Mahfi Eğilmez – 24.01.2017
Merkez Bankası, gecelik borç verme faizini yüzde 8,50’den 9,25’e, geç likidite penceresi faizini yüzde 10’dan 11’e artırdı. Bu duruma göre Merkez Bankası’nın bankaları fonlamakta kullandığı imkânlar ve faizler şu şekilde oluştu.
MB Fonlama İmkânı | Eski Faiz (%) | Yeni Faiz (%) |
Gecelik İmkânlar | ||
Gecelik Borçlanma | 7,25 | Değişmedi |
Gecelik Borç Verme (Marjinal Fonlama) | 8,50 | 9,25 |
Bir Hafta Vadeli Repo İhalesi | 8,00 | Değişmedi |
Geç Likidite Penceresi | ||
Borç Alma | 0,00 | Değişmedi |
Borç Verme | 10,00 | 11,00 |
Önce işin düzenlenme biçimine bir bakalım. Merkez Bankası 10 Ocak’tan başlayarak TL likiditesini sıkıştırmaya ve döviz likiditesini gevşetmeye yönelik çeşitli adımlar attı. 12 Ocak’tan bu yana da haftalık repo ihalelerini iptal etmek suretiyle bankalara verdiği borcun vadesini gecelik vadeye çekerek iyice kısalttı. Bu yolla politika faizi adını verdiği faizi de oluşturmaz oldu. Yanlış bilmiyorsam dünyada politika faizi oluşturmayan tek Merkez Bankası konumuna geçti. Ya da belki daha doğrusu artık bizim politika faizimiz en fazla ağırlıkla kullanılan imkân haline gelen geç likidite penceresi faizi oldu. Eğer geç likidite penceresi faizi politika faizi halini aldıysa bu da dünyada bir başka ilk oluyor. İstisnai bir imkânın faizini politika faizi haline getirmiş bulunuyoruz.

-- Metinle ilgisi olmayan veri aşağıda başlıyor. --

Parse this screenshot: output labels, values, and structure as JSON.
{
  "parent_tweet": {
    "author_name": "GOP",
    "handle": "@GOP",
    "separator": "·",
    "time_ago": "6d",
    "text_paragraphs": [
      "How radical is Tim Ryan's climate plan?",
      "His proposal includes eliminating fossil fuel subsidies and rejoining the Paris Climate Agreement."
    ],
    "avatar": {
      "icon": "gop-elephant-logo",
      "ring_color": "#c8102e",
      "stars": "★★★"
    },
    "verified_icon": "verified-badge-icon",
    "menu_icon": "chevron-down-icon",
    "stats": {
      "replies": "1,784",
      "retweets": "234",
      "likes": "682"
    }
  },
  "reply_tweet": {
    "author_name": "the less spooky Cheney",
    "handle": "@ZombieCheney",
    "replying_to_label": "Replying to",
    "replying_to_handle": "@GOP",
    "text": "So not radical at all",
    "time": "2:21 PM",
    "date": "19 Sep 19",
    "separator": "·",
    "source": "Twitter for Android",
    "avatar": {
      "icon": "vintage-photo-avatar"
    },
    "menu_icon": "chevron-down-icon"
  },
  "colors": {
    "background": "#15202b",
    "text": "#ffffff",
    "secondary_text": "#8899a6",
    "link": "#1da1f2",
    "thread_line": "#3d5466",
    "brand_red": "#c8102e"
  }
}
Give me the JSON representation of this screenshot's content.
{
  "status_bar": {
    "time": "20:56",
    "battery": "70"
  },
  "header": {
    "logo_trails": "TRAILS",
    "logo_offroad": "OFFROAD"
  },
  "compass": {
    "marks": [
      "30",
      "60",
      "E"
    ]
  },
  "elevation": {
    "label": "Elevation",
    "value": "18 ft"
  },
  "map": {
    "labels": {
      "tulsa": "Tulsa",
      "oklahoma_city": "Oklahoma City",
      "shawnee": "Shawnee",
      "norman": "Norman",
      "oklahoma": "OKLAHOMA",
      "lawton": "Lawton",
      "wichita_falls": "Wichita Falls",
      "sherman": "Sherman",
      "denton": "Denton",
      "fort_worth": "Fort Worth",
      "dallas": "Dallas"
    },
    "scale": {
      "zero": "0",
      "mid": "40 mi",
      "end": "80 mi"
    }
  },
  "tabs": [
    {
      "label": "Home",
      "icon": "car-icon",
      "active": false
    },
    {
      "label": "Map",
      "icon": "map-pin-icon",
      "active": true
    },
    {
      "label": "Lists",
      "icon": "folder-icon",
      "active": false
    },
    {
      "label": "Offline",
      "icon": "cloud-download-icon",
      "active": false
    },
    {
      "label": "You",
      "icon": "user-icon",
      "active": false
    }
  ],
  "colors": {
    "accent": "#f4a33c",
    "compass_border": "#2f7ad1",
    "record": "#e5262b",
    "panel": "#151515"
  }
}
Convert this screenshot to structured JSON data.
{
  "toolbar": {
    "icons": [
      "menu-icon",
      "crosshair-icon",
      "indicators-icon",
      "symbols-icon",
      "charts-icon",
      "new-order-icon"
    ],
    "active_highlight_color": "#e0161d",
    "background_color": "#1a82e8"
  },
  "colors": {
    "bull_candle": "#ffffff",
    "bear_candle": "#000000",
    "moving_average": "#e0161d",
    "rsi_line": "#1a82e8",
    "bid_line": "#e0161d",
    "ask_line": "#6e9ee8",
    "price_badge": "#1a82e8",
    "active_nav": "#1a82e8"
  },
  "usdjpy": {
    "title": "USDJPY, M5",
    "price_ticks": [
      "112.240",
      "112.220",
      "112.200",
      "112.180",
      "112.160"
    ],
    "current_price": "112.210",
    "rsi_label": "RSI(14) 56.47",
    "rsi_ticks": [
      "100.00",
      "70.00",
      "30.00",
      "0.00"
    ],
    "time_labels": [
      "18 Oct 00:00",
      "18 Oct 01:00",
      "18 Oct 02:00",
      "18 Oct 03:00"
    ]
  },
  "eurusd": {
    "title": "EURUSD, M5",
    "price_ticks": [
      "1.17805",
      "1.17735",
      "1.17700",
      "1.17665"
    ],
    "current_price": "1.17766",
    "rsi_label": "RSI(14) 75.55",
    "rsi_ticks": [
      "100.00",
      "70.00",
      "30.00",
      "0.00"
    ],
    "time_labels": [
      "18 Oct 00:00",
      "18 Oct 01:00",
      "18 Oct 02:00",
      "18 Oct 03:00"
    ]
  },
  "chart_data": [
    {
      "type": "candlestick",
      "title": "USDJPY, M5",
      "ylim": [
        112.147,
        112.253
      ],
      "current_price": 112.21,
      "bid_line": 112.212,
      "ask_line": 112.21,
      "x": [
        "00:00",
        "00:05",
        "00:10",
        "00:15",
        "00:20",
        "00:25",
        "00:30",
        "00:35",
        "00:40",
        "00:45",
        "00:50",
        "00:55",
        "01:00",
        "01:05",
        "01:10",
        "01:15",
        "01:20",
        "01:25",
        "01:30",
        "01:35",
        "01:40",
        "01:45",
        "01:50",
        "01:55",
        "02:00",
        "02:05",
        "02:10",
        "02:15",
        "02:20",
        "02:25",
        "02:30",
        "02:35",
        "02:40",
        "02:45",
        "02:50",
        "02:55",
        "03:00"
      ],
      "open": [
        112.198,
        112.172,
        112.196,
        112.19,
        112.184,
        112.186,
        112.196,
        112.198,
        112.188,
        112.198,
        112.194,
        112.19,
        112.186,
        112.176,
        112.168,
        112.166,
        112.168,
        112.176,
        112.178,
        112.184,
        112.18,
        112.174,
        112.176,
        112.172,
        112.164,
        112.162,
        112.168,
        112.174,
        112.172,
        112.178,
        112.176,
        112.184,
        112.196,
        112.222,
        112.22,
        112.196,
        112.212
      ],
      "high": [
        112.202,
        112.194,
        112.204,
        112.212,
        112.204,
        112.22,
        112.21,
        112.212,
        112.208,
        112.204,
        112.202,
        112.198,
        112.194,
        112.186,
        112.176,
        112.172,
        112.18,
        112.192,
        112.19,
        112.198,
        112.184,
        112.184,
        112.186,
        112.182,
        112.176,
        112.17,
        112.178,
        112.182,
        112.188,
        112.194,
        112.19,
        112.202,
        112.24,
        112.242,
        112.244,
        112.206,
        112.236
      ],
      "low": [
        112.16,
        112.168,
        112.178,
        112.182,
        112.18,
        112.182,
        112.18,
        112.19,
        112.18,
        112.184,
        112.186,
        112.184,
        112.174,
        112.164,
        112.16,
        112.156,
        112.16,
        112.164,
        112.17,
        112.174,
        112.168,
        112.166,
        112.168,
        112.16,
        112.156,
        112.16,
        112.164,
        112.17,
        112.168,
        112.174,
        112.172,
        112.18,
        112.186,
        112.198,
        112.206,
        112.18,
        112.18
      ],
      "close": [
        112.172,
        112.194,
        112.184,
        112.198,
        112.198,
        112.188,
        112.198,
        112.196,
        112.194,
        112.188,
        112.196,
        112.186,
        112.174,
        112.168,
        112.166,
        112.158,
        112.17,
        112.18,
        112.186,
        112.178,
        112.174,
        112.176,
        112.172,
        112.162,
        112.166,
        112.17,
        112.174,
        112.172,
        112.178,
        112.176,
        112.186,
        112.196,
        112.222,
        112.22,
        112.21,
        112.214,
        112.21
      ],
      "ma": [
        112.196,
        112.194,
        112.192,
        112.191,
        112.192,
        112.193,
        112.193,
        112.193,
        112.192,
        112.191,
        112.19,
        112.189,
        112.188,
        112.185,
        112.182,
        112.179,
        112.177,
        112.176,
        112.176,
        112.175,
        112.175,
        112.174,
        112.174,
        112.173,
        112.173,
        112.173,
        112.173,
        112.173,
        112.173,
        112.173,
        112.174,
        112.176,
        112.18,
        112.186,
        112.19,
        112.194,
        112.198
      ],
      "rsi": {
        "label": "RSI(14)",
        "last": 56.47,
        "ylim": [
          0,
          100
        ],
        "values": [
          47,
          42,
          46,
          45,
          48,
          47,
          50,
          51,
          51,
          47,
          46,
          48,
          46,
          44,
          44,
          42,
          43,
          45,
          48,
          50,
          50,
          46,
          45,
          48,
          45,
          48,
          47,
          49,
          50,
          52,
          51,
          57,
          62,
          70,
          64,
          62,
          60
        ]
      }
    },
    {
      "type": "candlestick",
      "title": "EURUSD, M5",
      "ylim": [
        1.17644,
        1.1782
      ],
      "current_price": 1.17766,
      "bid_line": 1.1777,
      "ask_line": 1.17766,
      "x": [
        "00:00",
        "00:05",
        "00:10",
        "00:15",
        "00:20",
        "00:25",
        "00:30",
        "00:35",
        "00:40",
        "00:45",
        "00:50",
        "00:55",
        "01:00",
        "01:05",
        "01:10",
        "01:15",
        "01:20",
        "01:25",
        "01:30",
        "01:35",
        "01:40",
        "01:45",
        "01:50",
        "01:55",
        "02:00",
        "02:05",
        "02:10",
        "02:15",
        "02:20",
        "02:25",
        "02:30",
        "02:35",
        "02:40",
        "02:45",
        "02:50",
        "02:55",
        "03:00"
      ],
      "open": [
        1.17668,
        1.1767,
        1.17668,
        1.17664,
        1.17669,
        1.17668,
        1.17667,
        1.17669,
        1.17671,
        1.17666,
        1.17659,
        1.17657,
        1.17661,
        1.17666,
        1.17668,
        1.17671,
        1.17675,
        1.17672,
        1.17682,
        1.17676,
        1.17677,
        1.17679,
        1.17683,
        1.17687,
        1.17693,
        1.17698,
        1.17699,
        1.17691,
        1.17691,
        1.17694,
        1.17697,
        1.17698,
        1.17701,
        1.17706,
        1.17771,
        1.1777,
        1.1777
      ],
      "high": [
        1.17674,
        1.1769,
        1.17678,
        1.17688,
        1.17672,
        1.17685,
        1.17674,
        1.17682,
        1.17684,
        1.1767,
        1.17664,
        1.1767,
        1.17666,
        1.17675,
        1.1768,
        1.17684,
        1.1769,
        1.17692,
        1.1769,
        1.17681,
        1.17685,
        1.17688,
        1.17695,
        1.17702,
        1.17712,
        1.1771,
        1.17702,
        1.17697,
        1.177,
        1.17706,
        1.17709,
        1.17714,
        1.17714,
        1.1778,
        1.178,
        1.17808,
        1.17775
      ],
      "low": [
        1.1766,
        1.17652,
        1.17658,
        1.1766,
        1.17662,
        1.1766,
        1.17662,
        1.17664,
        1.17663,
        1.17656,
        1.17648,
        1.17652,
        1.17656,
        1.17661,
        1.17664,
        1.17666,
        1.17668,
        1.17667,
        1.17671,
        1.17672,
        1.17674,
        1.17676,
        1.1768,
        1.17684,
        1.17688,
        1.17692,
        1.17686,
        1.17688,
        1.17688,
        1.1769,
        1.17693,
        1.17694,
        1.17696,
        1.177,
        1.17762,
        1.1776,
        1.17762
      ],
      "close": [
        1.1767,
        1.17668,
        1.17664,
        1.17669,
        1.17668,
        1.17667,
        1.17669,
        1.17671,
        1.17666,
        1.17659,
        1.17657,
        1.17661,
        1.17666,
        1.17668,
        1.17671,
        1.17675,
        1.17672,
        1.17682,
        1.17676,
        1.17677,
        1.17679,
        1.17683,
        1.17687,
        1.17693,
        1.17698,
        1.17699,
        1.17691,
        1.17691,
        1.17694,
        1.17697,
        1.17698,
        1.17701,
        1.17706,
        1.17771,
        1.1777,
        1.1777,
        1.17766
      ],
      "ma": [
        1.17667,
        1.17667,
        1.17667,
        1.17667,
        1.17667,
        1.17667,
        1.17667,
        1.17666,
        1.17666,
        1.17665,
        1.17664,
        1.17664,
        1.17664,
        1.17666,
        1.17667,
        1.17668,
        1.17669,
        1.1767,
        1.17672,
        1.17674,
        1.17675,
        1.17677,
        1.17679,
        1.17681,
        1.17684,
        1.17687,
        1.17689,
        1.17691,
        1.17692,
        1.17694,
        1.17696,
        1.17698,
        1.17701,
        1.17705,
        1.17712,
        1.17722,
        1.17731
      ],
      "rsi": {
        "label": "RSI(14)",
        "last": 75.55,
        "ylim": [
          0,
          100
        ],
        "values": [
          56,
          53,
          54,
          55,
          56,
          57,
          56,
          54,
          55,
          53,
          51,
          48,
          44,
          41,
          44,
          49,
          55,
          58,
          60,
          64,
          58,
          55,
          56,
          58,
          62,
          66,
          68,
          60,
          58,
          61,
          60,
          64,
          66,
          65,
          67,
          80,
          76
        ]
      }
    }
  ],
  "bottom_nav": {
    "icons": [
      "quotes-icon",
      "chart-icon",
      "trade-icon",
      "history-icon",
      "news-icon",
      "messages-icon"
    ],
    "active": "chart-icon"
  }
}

Şimdi gelelim kararın faiz yönüne. Merkez Bankası haftalık ve gecelik faizlerinin ağırlıklı ortalamasına Merkez Bankası Ağırlıklı Ortalama Fonlama Maliyeti adını veriyor. Ben de buna Merkez Bankası ortalama faizi diyorum. Merkez Bankası ortalama faizi yılın ilk akşamında yüzde 8,28 idi. Haftalık repo ihalelerini iptal ederek bankaları gecelik borçlanmaya ve geç likidite penceresi imkânını kullanmaya yöneltince Merkez Bankası’nın ortalama faizi de yükselmeye başladı. Bu faiz bugünkü karar öncesinde (dün akşam itibariyle) yüzde 9,01 olmuştu. Buna göre Merkez Bankası, görünürde politika faizini yüzde 8,00’de sabit tutmuş ama asıl faiz olan ortalama faizini 0,73 puan yükseltmişti. Yani görünürde faizi artırmamış ama gerçekte artırmıştı.
Bugünkü toplantıdan çıkan karara göre Merkez Bankası haftalık repo faizini yüzde 8,00’de bırakmış, gecelik borç verme faizini 9,25’e, geç likidite penceresi faizini de yüzde 11’e yükseltmiş bulunuyor. Yani geç likidite penceresi gibi istisnai bir imkânı kullandırmaya devam edeceği anlaşılıyor.
Karardan önce USD/TL kuru 3,74 – 3,75 bandında bulunuyordu, kararın açıklanmasının ardından 3,82’ye fırladı, sonrasında gevşeyerek 3,75 – 3,76 düzeyine geriledi. Bu kararla Merkez Bankası’nın ortalama faizi muhtemelen yükselecek ve yükselişine göre de USD endeksindeki oynaklıkla birleşerek USD/TL kuru üzerinde etkili olacak.
Yanıtlanması gereken sorular var: Merkez Bankası haftalık repo faizini artırmak yerine niçin geç likidite penceresi faizini yükseltiyor ve niçin bankaları istisnai bir uygulama olması gereken geç likidite penceresinden borçlanmaya yöneltiyor? Kullanılmaz duruma getirdiği politika faizini yüzde 8,00 gibi bir düzeyde tutmaya devam ederek bu faizin mevduat ve kredi faizlerinin belirlenmesinde esas alınmasını mı vurgulamaya çalışıyor? Bu kadar karmaşık mekanizmalar ileride başka sıkıntılar yaratmayacak mı?
Konfiçyüs’ün “yaşam basittir ama onu karmaşık hale getirmek için elden geleni yaparız” sözü sanki Merkez Bankası’nın para politikasını özetliyor gibi.